Do siłowych prób przekroczenia granicy doszło na terenach ochranianych przez placówkę SG w Czeremsze i Dubiczach Cerkiewnych.
- W Czeremsze była to grupa około 50 osób. Nie udało się im sforsować granicy, zapobiegliśmy tej próbie. Około godziny 23 na terenie ochranianym przez placówkę w Dubiczach Cerkiewnych grupa około stuosobowa próbowała się wedrzeć do Polski. Udało się to 40 osobom. Zostały one doprowadzone do linii granicy. Osoby te były bardzo agresywne, rzucały w funkcjonariuszy Straży Granicznej kamieniami, byliśmy oślepiani laserami, były używane petardy. Obie grupy były bardzo agresywne – powiedziała Anna Michalska.
Tymczasem obozowisko nieopodal Kuźnicy pustoszeje.
- Obserwujemy grupę, która była wczoraj w Kuźnicy, potem przeniosła się na teren dawnego koczowiska. Te osoby w tej chwili spakowały się z koczowiska i przemieszczają się. Nie wiemy, gdzie służby białoruskie je zabierają. Widzimy, że cześć z tych osób zabierają ze sobą kłody drewna, których używają do kładzenia na koncertiny do przekraczania granicy – kontynuowała rzeczniczka.
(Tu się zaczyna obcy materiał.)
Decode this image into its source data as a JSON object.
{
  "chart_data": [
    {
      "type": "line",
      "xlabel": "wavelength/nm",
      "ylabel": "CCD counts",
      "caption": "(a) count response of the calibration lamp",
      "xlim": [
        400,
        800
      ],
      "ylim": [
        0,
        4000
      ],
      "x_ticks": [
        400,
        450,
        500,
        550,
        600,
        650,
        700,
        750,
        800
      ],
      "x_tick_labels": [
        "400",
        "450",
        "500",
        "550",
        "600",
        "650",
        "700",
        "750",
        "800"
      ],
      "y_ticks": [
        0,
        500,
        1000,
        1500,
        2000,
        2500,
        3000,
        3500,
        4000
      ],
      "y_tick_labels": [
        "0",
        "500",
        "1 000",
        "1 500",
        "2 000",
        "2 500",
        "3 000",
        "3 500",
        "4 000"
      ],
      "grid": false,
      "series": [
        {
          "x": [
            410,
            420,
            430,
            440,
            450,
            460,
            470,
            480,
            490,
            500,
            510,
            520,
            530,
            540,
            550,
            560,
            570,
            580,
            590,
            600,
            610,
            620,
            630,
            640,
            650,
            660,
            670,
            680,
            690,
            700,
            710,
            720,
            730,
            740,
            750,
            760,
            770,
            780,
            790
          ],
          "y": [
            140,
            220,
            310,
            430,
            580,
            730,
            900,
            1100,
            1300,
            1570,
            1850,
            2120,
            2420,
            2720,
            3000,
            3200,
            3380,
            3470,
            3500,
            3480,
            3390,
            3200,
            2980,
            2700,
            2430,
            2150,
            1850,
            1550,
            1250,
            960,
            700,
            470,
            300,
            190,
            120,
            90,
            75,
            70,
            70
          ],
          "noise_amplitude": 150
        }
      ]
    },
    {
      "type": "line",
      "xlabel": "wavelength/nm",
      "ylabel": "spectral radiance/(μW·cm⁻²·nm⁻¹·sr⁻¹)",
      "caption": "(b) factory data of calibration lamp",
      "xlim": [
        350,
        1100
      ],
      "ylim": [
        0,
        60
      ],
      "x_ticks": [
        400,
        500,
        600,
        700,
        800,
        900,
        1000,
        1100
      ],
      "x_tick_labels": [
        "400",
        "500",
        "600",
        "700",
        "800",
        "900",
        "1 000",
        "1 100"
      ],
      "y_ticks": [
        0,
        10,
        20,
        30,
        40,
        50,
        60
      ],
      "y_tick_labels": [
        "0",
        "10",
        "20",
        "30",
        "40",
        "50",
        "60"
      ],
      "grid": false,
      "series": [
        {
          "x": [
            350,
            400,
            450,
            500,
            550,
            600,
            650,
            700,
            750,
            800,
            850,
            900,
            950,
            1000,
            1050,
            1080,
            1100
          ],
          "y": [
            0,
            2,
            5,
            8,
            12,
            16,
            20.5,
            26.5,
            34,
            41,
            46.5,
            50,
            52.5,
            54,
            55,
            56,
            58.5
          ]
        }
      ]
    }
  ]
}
Ppor. Anna Michalska powiedziała też, że w oddali koczowiska widać autokary. Nie wiadomo jednak czy cudzoziemcy są zabierani z koczowiska, aby powróciły w głąb Białorusi czy są tylko przemieszczani w inne miejsca przy granicy. Nie zaobserwowano innego miejsca oprócz ogromnego koczowiska w okolicy Kuźnicy, w którym jest około dwóch tysięcy osób. SG podejrzewa, że sporo grup ukrywa się w lasach.
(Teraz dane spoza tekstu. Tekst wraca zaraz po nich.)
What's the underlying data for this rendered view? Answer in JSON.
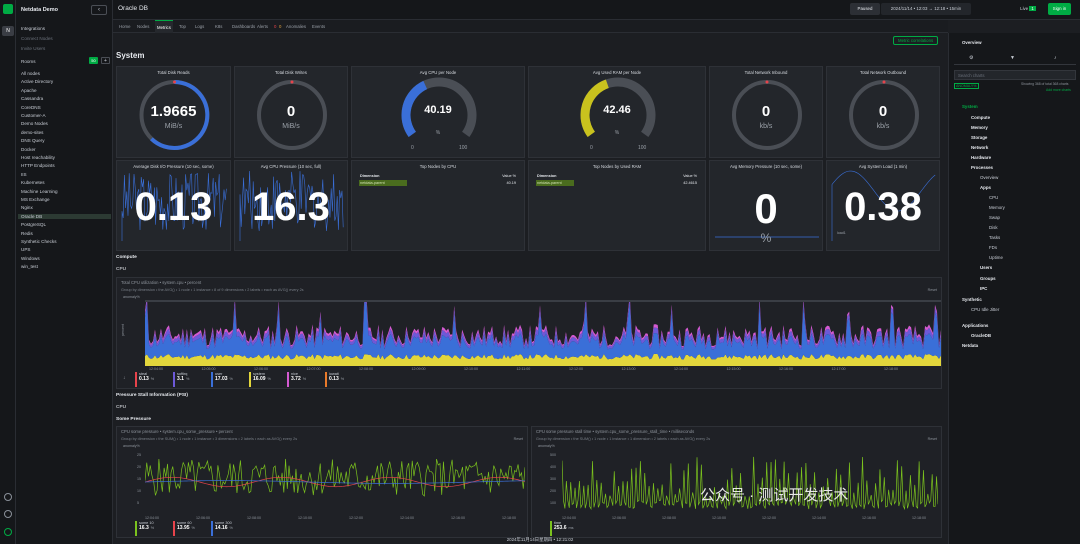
{
  "sidebar": {
    "space_name": "Netdata Demo",
    "top_items": [
      "Integrations",
      "Connect Nodes",
      "Invite Users"
    ],
    "rooms_label": "Rooms",
    "rooms_count": "50",
    "rooms": [
      "All nodes",
      "Active Directory",
      "Apache",
      "Cassandra",
      "CoreDNS",
      "Customer-A",
      "Demo Nodes",
      "demo-sites",
      "DNS Query",
      "Docker",
      "Host reachability",
      "HTTP Endpoints",
      "IIS",
      "Kubernetes",
      "Machine Learning",
      "MS Exchange",
      "Nginx",
      "Oracle DB",
      "PostgreSQL",
      "Redis",
      "Synthetic Checks",
      "UPS",
      "Windows",
      "win_test"
    ],
    "selected_room": "Oracle DB"
  },
  "topbar": {
    "room_title": "Oracle DB",
    "status": "Paused",
    "timerange": "2024/11/14 • 12:03 → 12:18 •",
    "duration": "15min",
    "live_label": "Live",
    "live_count": "1",
    "signin": "Sign in"
  },
  "tabs": [
    "Home",
    "Nodes",
    "Metrics",
    "Top",
    "Logs",
    "K8s",
    "Dashboards",
    "Alerts",
    "Anomalies",
    "Events"
  ],
  "alert_counts": [
    "0",
    "0"
  ],
  "main": {
    "metric_correlations": "Metric correlations",
    "title": "System",
    "gauges": [
      {
        "title": "Total Disk Reads",
        "value": "1.9665",
        "unit": "MiB/s"
      },
      {
        "title": "Total Disk Writes",
        "value": "0",
        "unit": "MiB/s"
      },
      {
        "title": "Avg CPU per Node",
        "value": "40.19",
        "unit": "%",
        "min": "0",
        "max": "100",
        "fill": 0.402
      },
      {
        "title": "Avg Used RAM per Node",
        "value": "42.46",
        "unit": "%",
        "min": "0",
        "max": "100",
        "fill": 0.425
      },
      {
        "title": "Total Network Inbound",
        "value": "0",
        "unit": "kb/s"
      },
      {
        "title": "Total Network Outbound",
        "value": "0",
        "unit": "kb/s"
      }
    ],
    "row2": [
      {
        "title": "Average Disk I/O Pressure (10 sec, some)",
        "value": "0.13"
      },
      {
        "title": "Avg CPU Pressure (10 sec, full)",
        "value": "16.3"
      },
      {
        "title": "Top Nodes by CPU",
        "col1": "Dimension",
        "col2": "Value %",
        "node": "netdata-parent",
        "val": "40.19"
      },
      {
        "title": "Top Nodes by Used RAM",
        "col1": "Dimension",
        "col2": "Value %",
        "node": "netdata-parent",
        "val": "42.4615"
      },
      {
        "title": "Avg Memory Pressure (10 sec, some)",
        "value": "0",
        "unit": "%"
      },
      {
        "title": "Avg System Load (1 min)",
        "value": "0.38",
        "unit": "load1"
      }
    ],
    "compute": "Compute",
    "cpu": "CPU",
    "cpu_chart": {
      "title": "Total CPU utilization • system.cpu • percent",
      "groupby": "Group by dimension • the AVG() • 1 node • 1 instance • 8 of 9 dimensions • 2 labels • each as AVG() every 2s",
      "reset": "Reset",
      "anomaly": "anomaly%",
      "ylabel": "percent",
      "xticks": [
        "12:04:00",
        "12:05:00",
        "12:06:00",
        "12:07:00",
        "12:08:00",
        "12:09:00",
        "12:10:00",
        "12:11:00",
        "12:12:00",
        "12:13:00",
        "12:14:00",
        "12:15:00",
        "12:16:00",
        "12:17:00",
        "12:18:00"
      ],
      "legend": [
        {
          "name": "steal",
          "val": "0.13",
          "color": "#e7434b"
        },
        {
          "name": "softirq",
          "val": "3.1",
          "color": "#6d59d8"
        },
        {
          "name": "user",
          "val": "17.03",
          "color": "#3a6fd8"
        },
        {
          "name": "system",
          "val": "16.09",
          "color": "#e2d63c"
        },
        {
          "name": "nice",
          "val": "3.72",
          "color": "#d45ad1"
        },
        {
          "name": "iowait",
          "val": "0.13",
          "color": "#e97a2a"
        }
      ],
      "unit": "%"
    },
    "psi": "Pressure Stall Information (PSI)",
    "cpu2": "CPU",
    "some_pressure": "Some Pressure",
    "pressure_chart": {
      "title": "CPU some pressure • system.cpu_some_pressure • percent",
      "groupby": "Group by dimension • the SUM() • 1 node • 1 instance • 3 dimensions • 2 labels • each as AVG() every 2s",
      "reset": "Reset",
      "anomaly": "anomaly%",
      "ylabel": "percent",
      "yticks": [
        "25",
        "20",
        "15",
        "10",
        "5"
      ],
      "xticks": [
        "12:04:00",
        "12:06:00",
        "12:08:00",
        "12:10:00",
        "12:12:00",
        "12:14:00",
        "12:16:00",
        "12:18:00"
      ],
      "legend": [
        {
          "name": "some 10",
          "val": "16.3",
          "color": "#7bc21e"
        },
        {
          "name": "some 60",
          "val": "13.95",
          "color": "#e7434b"
        },
        {
          "name": "some 300",
          "val": "14.16",
          "color": "#3a6fd8"
        }
      ],
      "unit": "%"
    },
    "stall_chart": {
      "title": "CPU some pressure stall time • system.cpu_some_pressure_stall_time • milliseconds",
      "groupby": "Group by dimension • the SUM() • 1 node • 1 instance • 1 dimension • 2 labels • each as AVG() every 2s",
      "reset": "Reset",
      "anomaly": "anomaly%",
      "ylabel": "milliseconds",
      "yticks": [
        "500",
        "400",
        "300",
        "200",
        "100"
      ],
      "xticks": [
        "12:04:00",
        "12:06:00",
        "12:08:00",
        "12:10:00",
        "12:12:00",
        "12:14:00",
        "12:16:00",
        "12:18:00"
      ],
      "legend": [
        {
          "name": "time",
          "val": "253.6",
          "color": "#7bc21e"
        }
      ],
      "unit": "ms"
    },
    "bottom_time": "2024年11月14日星期四 • 12:21:02"
  },
  "right_panel": {
    "title": "Overview",
    "search_placeholder": "Search charts",
    "anomaly_tag": "ANOMALY%",
    "showing": "Showing 368 of total 368 charts",
    "add_more": "Add more charts",
    "tree": [
      {
        "label": "System",
        "cls": "g",
        "indent": 0
      },
      {
        "label": "Compute",
        "cls": "b",
        "indent": 1
      },
      {
        "label": "Memory",
        "cls": "b",
        "indent": 1
      },
      {
        "label": "Storage",
        "cls": "b",
        "indent": 1
      },
      {
        "label": "Network",
        "cls": "b",
        "indent": 1
      },
      {
        "label": "Hardware",
        "cls": "b",
        "indent": 1
      },
      {
        "label": "Processes",
        "cls": "b",
        "indent": 1
      },
      {
        "label": "Overview",
        "cls": "",
        "indent": 2
      },
      {
        "label": "Apps",
        "cls": "b",
        "indent": 2
      },
      {
        "label": "CPU",
        "cls": "",
        "indent": 3
      },
      {
        "label": "Memory",
        "cls": "",
        "indent": 3
      },
      {
        "label": "Swap",
        "cls": "",
        "indent": 3
      },
      {
        "label": "Disk",
        "cls": "",
        "indent": 3
      },
      {
        "label": "Tasks",
        "cls": "",
        "indent": 3
      },
      {
        "label": "FDs",
        "cls": "",
        "indent": 3
      },
      {
        "label": "Uptime",
        "cls": "",
        "indent": 3
      },
      {
        "label": "Users",
        "cls": "b",
        "indent": 2
      },
      {
        "label": "Groups",
        "cls": "b",
        "indent": 2
      },
      {
        "label": "IPC",
        "cls": "b",
        "indent": 2
      },
      {
        "label": "Synthetic",
        "cls": "b",
        "indent": 0
      },
      {
        "label": "CPU Idle Jitter",
        "cls": "",
        "indent": 1
      },
      {
        "label": "Applications",
        "cls": "b",
        "indent": 0
      },
      {
        "label": "OracleDB",
        "cls": "b",
        "indent": 1
      },
      {
        "label": "Netdata",
        "cls": "b",
        "indent": 0
      }
    ]
  },
  "watermark": "公众号 · 测试开发技术"
}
Wcześniej wiceminister spraw wewnętrznych i administracji Maciej Wąsik na antenie TV Republika powiedział, że „dostał informację, iż Łukaszenka postawił pierwsze autobusy, do których wsiadają migranci i odjeżdżają". - Koczowisko pod Kuźnicą powoli pustoszeje. Wygląda na to, że Łukaszenka przegrał tę bitwę graniczną - dodał Maciej Wąsik.
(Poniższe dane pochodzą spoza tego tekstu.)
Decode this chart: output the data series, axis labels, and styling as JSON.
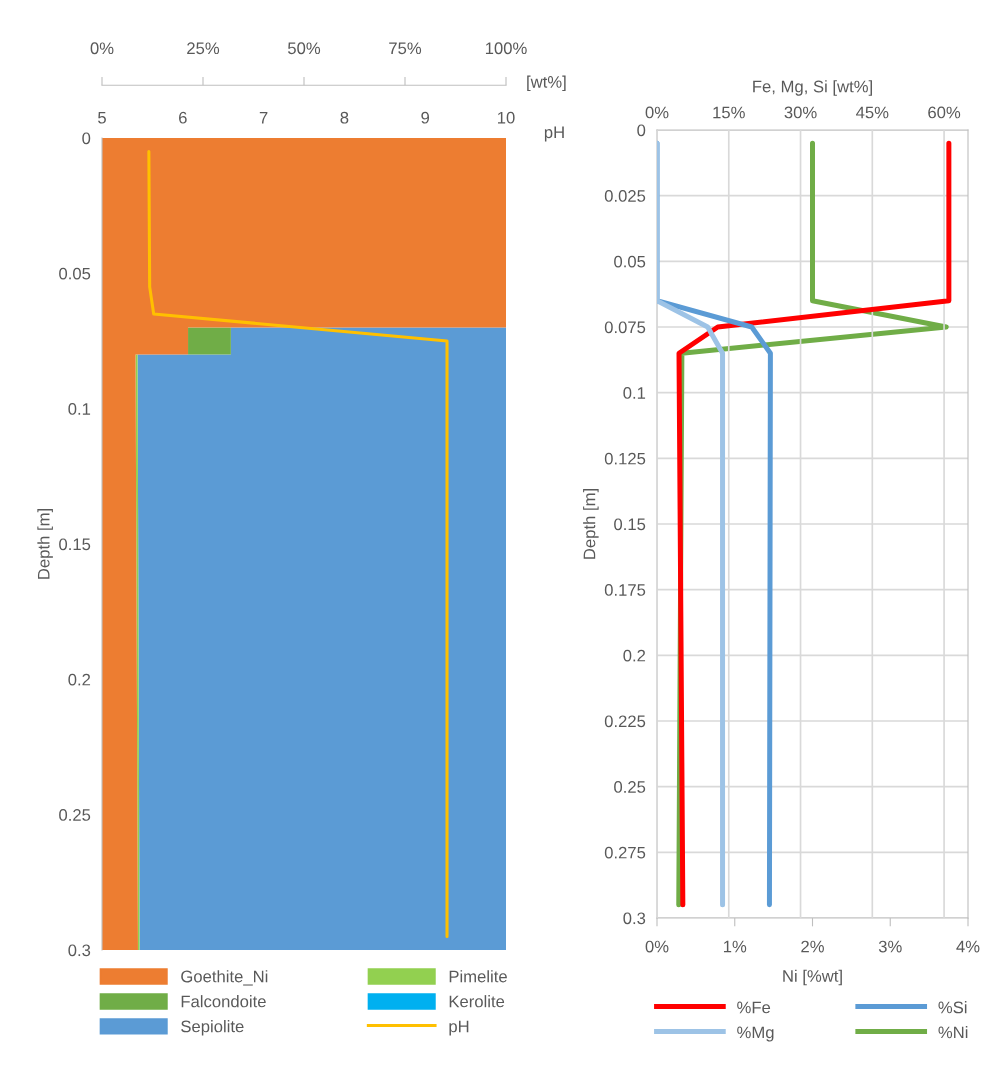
{
  "chart_data": [
    {
      "type": "area",
      "orientation": "horizontal",
      "stacked": true,
      "ylabel": "Depth [m]",
      "xlabel": "[wt%]",
      "x2label": "pH",
      "ylim": [
        0.3,
        0
      ],
      "yticks": [
        0,
        0.05,
        0.1,
        0.15,
        0.2,
        0.25,
        0.3
      ],
      "xlim": [
        0,
        100
      ],
      "xticks": [
        {
          "value": 0,
          "label": "0%"
        },
        {
          "value": 25,
          "label": "25%"
        },
        {
          "value": 50,
          "label": "50%"
        },
        {
          "value": 75,
          "label": "75%"
        },
        {
          "value": 100,
          "label": "100%"
        }
      ],
      "x2lim": [
        5,
        10
      ],
      "x2ticks": [
        5,
        6,
        7,
        8,
        9,
        10
      ],
      "x": [
        0,
        0.07,
        0.07,
        0.08,
        0.08,
        0.3
      ],
      "legend": "bottom",
      "series": [
        {
          "name": "Goethite_Ni",
          "color": "#ed7d31",
          "values": [
            100,
            100,
            21.3,
            21.3,
            8.3,
            8.9
          ]
        },
        {
          "name": "Pimelite",
          "color": "#92d050",
          "values": [
            0,
            0,
            0,
            0,
            0.5,
            0.4
          ]
        },
        {
          "name": "Falcondoite",
          "color": "#70ad47",
          "values": [
            0,
            0,
            10.6,
            10.6,
            0,
            0
          ]
        },
        {
          "name": "Kerolite",
          "color": "#00b0f0",
          "values": [
            null,
            null,
            null,
            null,
            null,
            null
          ]
        },
        {
          "name": "Sepiolite",
          "color": "#5b9bd5",
          "values": [
            null,
            null,
            68.1,
            68.1,
            91.2,
            90.7
          ]
        },
        {
          "name": "pH",
          "type": "line",
          "axis": "x2",
          "color": "#ffc000",
          "x": [
            0.005,
            0.055,
            0.065,
            0.075,
            0.295
          ],
          "values": [
            5.58,
            5.59,
            5.64,
            9.27,
            9.27
          ]
        }
      ]
    },
    {
      "type": "line",
      "orientation": "horizontal",
      "ylabel": "Depth [m]",
      "xlabel": "Ni [%wt]",
      "x2label": "Fe, Mg, Si [wt%]",
      "ylim": [
        0.3,
        0
      ],
      "yticks": [
        0,
        0.025,
        0.05,
        0.075,
        0.1,
        0.125,
        0.15,
        0.175,
        0.2,
        0.225,
        0.25,
        0.275,
        0.3
      ],
      "xlim": [
        0,
        4
      ],
      "xticks": [
        {
          "value": 0,
          "label": "0%"
        },
        {
          "value": 1,
          "label": "1%"
        },
        {
          "value": 2,
          "label": "2%"
        },
        {
          "value": 3,
          "label": "3%"
        },
        {
          "value": 4,
          "label": "4%"
        }
      ],
      "x2lim": [
        0,
        65
      ],
      "x2ticks": [
        {
          "value": 0,
          "label": "0%"
        },
        {
          "value": 15,
          "label": "15%"
        },
        {
          "value": 30,
          "label": "30%"
        },
        {
          "value": 45,
          "label": "45%"
        },
        {
          "value": 60,
          "label": "60%"
        }
      ],
      "x": [
        0.005,
        0.065,
        0.075,
        0.085,
        0.295
      ],
      "grid": true,
      "legend": "bottom",
      "series": [
        {
          "name": "%Fe",
          "axis": "x2",
          "color": "#ff0000",
          "values": [
            61,
            61,
            12.7,
            4.6,
            5.4
          ]
        },
        {
          "name": "%Si",
          "axis": "x2",
          "color": "#5b9bd5",
          "values": [
            0,
            0,
            19.8,
            23.7,
            23.5
          ]
        },
        {
          "name": "%Mg",
          "axis": "x2",
          "color": "#9dc3e6",
          "values": [
            0,
            0,
            10.6,
            13.7,
            13.7
          ]
        },
        {
          "name": "%Ni",
          "color": "#70ad47",
          "values": [
            2.0,
            2.0,
            3.72,
            0.32,
            0.28
          ]
        }
      ]
    }
  ]
}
Sytuacja na przejściu granicznym Kuźnica-Bruzgi, gdzie od poniedziałku po stronie białoruskiej koczują migranci, zaostrzyła się we wtorek rano, gdy - jak informowała Straż Graniczna - w stronę polskich służb rzucane były m.in. kamienie, kłody drewna. Policja używała armatek wodnych wobec agresywnych osób znajdujących na przejściu po stronie białoruskiej. Ministerstwo Obrony Narodowej podało, że „migranci zostali wyposażeni przez białoruskie służby w granaty hukowe i obrzucili polskich żołnierzy i funkcjonariuszy".